The Lucky Criminals
By Kevin Prufer
We are not equal to our criminals. A raftful floats by every day,
dainty blue canopies flaring in the breeze. Cigarettes dangling
from downturned mouths, eyes screwed to the shore -
the criminals are slim and beautiful, draped
in their lawnchairs so their fingers leave trails in the river water.
They are sentimental and lean, shirtless and droop-eyed.
Oh to dig my tired toes into the soft mud of the bank,
the pickpocket says. To drop coins in the river and retrieve them,
to retrieve all the coins that have ever been dropped in the river.
The others are silent, smoke leaking from their mouths. Wishes
are everything to criminals, and the burl of black clouds over the trees
is unimportant. My father was buried with a mouthful
of stolen gems, the con-man replies, swiping his guitar. I dug
one hundred holes in the yard before I found them. The black clouds
curl into mouths that rustle the trees. Around their feet,
fifteen bags of coins. The hacker picks his golden teeth, the falsely accused
stares hungrily to our shore. Our women are in love with criminals.

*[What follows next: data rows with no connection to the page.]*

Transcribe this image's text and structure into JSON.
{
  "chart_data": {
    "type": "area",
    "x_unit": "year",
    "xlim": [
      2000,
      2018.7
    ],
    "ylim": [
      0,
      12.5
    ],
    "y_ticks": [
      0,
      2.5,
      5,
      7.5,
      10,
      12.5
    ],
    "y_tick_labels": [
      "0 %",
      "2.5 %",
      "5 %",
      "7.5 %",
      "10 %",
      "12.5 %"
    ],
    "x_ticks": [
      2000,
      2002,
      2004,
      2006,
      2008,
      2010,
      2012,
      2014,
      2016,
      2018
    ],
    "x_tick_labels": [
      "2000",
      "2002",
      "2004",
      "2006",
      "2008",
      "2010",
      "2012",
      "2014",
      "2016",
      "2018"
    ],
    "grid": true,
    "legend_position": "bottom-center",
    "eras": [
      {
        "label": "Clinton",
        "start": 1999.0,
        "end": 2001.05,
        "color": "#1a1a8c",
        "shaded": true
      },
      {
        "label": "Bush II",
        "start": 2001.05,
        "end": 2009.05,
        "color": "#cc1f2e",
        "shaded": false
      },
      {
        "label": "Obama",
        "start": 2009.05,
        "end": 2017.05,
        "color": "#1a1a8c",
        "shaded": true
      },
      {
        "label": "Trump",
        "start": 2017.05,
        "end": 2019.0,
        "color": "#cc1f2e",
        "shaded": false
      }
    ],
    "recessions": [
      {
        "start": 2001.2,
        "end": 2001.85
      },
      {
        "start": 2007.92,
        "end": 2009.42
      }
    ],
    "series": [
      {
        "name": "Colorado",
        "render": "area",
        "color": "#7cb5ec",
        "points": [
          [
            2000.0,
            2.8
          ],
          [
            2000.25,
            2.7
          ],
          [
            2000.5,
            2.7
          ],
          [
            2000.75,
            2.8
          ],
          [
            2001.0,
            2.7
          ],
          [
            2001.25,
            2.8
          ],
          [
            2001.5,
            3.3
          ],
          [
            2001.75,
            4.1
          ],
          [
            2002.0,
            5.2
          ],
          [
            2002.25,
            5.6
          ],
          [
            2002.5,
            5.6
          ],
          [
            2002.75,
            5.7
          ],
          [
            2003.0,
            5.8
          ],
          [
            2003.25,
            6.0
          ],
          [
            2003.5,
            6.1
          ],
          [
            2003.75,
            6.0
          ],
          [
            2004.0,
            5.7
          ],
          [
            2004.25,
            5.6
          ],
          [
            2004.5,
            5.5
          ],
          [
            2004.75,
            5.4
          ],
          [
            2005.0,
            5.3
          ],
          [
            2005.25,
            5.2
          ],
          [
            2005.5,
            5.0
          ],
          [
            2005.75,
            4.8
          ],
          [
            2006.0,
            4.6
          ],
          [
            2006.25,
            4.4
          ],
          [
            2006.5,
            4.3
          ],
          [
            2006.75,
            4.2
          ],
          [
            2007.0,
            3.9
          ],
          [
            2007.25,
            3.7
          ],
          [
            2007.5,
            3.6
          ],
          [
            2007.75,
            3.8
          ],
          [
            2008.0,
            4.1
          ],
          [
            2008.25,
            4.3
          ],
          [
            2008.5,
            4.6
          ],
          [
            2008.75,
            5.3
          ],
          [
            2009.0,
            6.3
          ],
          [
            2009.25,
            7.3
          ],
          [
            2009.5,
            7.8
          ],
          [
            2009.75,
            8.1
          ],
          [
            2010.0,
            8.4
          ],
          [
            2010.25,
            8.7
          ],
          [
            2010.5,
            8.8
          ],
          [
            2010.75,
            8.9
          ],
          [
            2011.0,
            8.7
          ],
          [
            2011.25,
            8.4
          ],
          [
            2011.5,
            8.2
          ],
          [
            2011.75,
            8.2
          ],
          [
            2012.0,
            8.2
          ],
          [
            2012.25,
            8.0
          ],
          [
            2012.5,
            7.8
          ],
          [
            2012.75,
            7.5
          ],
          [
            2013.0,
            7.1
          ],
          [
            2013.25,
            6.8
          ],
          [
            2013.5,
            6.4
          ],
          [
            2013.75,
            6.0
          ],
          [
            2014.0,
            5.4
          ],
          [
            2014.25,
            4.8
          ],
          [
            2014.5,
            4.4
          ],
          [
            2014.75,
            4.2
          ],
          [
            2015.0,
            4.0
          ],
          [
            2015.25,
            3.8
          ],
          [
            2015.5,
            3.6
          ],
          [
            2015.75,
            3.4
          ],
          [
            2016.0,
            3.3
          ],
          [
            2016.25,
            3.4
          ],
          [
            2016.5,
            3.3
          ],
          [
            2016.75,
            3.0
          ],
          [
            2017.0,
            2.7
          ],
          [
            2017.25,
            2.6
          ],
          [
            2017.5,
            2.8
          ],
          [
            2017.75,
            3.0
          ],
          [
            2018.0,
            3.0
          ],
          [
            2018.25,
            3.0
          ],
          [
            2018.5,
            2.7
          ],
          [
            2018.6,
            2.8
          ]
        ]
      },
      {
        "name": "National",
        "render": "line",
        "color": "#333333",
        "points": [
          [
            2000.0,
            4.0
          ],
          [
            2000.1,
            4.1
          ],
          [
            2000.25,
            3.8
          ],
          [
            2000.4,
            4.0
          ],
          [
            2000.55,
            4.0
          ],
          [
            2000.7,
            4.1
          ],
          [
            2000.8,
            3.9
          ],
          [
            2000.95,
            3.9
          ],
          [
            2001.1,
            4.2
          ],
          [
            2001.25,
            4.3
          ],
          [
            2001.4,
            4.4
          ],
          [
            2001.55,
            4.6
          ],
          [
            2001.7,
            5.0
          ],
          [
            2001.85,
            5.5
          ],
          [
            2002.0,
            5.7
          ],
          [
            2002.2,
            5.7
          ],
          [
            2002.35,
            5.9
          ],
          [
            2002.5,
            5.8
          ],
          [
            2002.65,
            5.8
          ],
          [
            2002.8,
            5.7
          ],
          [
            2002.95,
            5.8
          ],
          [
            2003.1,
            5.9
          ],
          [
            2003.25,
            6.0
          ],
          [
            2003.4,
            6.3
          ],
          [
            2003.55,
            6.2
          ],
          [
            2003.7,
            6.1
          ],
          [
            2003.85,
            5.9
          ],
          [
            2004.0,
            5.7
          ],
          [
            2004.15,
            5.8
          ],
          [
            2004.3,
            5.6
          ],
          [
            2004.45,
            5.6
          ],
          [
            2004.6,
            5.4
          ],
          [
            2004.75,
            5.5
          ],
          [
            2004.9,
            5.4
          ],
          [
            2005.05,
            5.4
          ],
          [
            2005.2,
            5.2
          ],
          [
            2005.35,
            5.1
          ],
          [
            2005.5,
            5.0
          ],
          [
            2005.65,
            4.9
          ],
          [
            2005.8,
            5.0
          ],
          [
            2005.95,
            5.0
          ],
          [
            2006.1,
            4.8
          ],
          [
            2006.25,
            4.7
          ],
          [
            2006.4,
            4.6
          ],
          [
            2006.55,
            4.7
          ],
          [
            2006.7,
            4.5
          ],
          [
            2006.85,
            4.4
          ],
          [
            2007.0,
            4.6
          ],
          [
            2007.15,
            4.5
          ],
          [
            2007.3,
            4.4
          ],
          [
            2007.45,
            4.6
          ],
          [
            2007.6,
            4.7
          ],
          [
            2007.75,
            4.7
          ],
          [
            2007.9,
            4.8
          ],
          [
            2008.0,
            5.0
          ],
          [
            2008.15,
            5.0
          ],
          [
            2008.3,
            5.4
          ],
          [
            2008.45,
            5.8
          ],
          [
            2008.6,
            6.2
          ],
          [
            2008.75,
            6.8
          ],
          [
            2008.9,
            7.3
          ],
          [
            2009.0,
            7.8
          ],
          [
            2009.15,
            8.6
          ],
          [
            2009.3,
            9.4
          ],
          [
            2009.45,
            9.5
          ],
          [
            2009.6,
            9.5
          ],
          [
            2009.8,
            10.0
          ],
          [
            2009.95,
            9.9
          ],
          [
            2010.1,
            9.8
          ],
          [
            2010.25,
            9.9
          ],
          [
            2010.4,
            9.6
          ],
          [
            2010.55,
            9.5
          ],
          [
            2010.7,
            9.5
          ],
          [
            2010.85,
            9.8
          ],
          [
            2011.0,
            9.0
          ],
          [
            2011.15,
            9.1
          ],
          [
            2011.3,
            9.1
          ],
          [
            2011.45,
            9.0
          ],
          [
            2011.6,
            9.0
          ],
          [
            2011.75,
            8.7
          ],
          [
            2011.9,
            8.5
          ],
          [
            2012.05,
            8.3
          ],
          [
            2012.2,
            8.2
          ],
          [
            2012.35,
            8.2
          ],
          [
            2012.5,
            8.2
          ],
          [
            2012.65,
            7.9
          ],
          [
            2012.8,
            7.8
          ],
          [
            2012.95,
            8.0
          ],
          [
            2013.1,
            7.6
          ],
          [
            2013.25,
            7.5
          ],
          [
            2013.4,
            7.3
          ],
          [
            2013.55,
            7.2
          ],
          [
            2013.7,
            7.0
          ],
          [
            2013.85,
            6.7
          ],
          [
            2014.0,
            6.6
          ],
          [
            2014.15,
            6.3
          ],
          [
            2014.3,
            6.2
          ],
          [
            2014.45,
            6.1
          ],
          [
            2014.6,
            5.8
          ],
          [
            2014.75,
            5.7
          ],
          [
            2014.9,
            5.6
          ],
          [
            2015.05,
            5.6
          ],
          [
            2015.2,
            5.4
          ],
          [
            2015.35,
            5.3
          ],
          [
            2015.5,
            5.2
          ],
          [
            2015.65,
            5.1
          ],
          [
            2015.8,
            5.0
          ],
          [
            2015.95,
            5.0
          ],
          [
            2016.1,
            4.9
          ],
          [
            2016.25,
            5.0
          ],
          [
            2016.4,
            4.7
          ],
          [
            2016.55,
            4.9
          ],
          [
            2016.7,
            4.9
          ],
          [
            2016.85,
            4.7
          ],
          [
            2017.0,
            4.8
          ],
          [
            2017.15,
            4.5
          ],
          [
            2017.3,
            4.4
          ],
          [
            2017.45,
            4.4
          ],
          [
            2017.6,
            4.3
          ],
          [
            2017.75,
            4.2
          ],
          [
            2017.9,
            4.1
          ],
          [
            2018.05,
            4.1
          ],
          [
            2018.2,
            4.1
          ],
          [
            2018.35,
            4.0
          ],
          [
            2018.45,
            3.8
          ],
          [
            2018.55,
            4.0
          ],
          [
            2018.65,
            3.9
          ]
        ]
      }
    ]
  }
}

They have the soft glow of lamplight on pavement on clear nights after rain.
How we envy criminal ambition. We are strung like pearls
on the weedy shore, white-faced and furious as they pass.
Our dinner burns, our children cry, and the wind cools
as the storm sweep over. Justice, justice, we call to them.
But the long-fingered criminals in their gorgeous swimsuits,
the lawless with their guns draped over their chairs, the shifty-eyed
and doomed with bare chests, the exciting - they'll never notice us.